The jiff datetime library codebase demonstrates strong security posture. No critical or high-severity vulnerabilities were identified. The codebase appears well-structured with proper separation of concerns across multiple crates (jiff-cli, jiff-diesel, jiff-sqlx, jiff-static, jiff-icu). No hardcoded secrets, credential files, or suspicious injection patterns were detected in the file structure. The library uses dual licensing (MIT/UNLICENSE), indicating transparency. Minor observations include incomplete feature documentation and the need for regular dependency auditing, particularly for platform-specific bindings. The Rust language choice provides memory safety guarantees that mitigate many common vulnerability classes. Recommendations focus on maintenance practices rather than remediation of existing issues.

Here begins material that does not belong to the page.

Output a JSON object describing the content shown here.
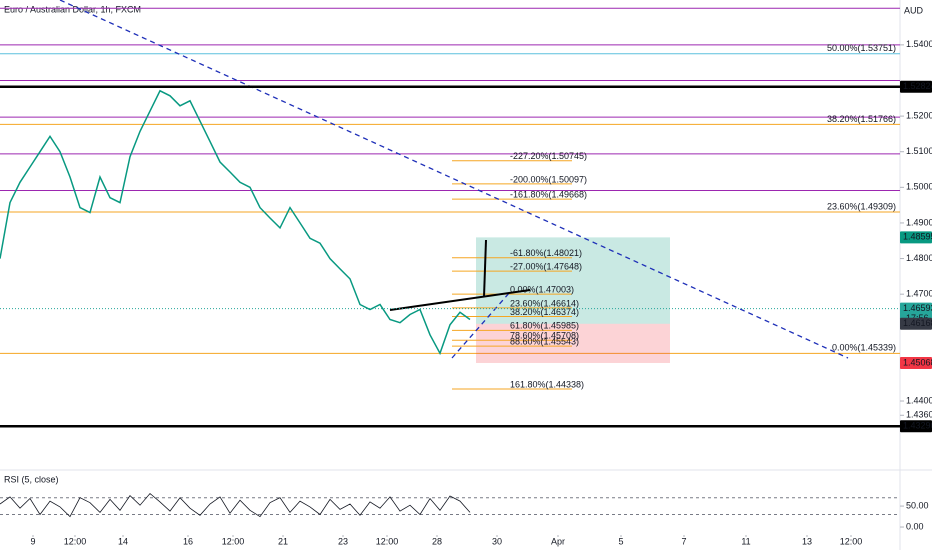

• Low · Incomplete Cargo.toml Documentation — Cargo.toml. The Cargo.toml file has truncated documentation for the 'tz-fat' feature. The feature description ends abruptly with 'This uses a little extra heap memory (or binary size, when embe', which may indicate incomplete configuration or documentation. Fix: Complete the feature documentation to ensure all configuration options are clearly documented and properly understood by users.
• Low · Windows-sys Conditional Dependency — Cargo.toml (tz-system feature). The 'tz-system' feature conditionally includes 'windows-sys' as a dependency. While necessary for Windows platform support, ensure this dependency is regularly updated to patch any security vulnerabilities in the Windows FFI bindings. Fix: Regularly audit and update the windows-sys dependency. Consider using cargo-audit in CI/CD to detect known security vulnerabilities.
• Low · Test Configuration in Package Include — Cargo.toml (include field). The Cargo.toml includes '/tests/lib.rs' in the package to suppress warnings, but doesn't include the full test suite. This may cause confusion about test coverage and could mask missing test configurations. Fix: Either include the complete test suite or use a .gitignore approach instead. Document the rationale for this approach in comments.

LLM-derived; treat as a starting point, not a security audit.

• Open issues — current backlog
• Recent PRs — what's actively shipping
• Source on GitHub

Generated by RepoPilot. Verdict based on maintenance signals — see the live page for receipts. Re-run on a new commit to refresh.